The prevalence of adolescent pregnancy in Zambia remains high and could be a major hindrance for the country to attain SDGs on health and wellbeing (SDG3) gender equality and women’s empowerment (SDG5) and decent work (SDG8) [7]. Numerous health interventions such as health education, skill-building, and increasing accessibility to contraceptives [75,76,77,78] including policies and legal frameworks have been implemented over the years to improve the health of young people and decrease adolescent pregnancy in the country [79]. Adolescent pregnancy however remains high. These interventions and policies are somewhat fragmented and not designed with multi-level and multi-sectoral connections.
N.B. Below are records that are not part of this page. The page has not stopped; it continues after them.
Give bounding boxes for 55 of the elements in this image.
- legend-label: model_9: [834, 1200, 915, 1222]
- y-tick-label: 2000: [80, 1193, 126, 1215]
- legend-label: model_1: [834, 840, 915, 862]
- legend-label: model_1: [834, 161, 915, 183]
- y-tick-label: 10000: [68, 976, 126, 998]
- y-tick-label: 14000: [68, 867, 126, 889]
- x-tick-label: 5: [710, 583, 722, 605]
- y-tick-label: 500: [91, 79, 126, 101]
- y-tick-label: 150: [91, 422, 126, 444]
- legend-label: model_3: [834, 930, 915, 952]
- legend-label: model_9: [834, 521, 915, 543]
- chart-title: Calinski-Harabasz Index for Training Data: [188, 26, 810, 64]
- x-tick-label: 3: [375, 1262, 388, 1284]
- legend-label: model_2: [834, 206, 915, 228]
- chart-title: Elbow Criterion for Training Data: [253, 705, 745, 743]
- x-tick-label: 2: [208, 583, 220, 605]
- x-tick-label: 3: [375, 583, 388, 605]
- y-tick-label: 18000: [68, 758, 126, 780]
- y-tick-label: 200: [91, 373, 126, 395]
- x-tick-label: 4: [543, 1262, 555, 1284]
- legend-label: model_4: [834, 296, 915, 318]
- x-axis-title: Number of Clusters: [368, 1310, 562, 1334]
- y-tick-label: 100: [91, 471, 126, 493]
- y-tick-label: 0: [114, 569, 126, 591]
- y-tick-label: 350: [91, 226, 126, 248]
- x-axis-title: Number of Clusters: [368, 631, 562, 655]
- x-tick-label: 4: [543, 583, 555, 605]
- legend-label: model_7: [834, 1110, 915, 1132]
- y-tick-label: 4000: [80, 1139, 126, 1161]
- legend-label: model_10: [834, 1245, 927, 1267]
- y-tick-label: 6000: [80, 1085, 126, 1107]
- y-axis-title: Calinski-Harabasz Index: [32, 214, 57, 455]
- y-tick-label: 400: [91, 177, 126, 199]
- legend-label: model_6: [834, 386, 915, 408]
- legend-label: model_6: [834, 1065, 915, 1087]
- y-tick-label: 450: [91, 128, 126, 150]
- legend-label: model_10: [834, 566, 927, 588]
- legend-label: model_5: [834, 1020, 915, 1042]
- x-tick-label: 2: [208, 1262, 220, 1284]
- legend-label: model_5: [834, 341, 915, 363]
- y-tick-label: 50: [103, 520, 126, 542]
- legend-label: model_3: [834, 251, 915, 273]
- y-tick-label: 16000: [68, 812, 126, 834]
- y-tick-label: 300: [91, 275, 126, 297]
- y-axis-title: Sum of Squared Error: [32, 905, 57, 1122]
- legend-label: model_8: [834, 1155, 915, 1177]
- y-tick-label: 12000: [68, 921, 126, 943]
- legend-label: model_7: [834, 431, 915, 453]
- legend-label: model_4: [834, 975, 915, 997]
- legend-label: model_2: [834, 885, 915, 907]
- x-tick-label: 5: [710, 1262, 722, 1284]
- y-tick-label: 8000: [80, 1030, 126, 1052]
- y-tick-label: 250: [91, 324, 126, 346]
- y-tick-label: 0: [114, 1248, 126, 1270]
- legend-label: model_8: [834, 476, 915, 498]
Thus, they may tend to overlook other aspects of the multifaceted factors being delivered or may serve to create other avenues which may mitigate against these efforts. Robust and nationally representative studies are needed to fill this lacuna.

Conclusion

Zambia’s high adolescent pregnancy rates were found to be associated with various individual, socio-economic, environmental, and policy level factors. This suggests that stakeholders need to consider a multilevel and multisectoral approach in addressing the challenge. There a is need to address the socio-cultural dimensions and foster political will in interventions, such as using incentives to stay in school, strategies to delay pregnancy and marriage, which include access to SRH information and services, use of positive deviant approaches in communities, policy/legal review, advocacy at policy level to end child marriages, investment in contraception, and access to adolescent friendly health care services.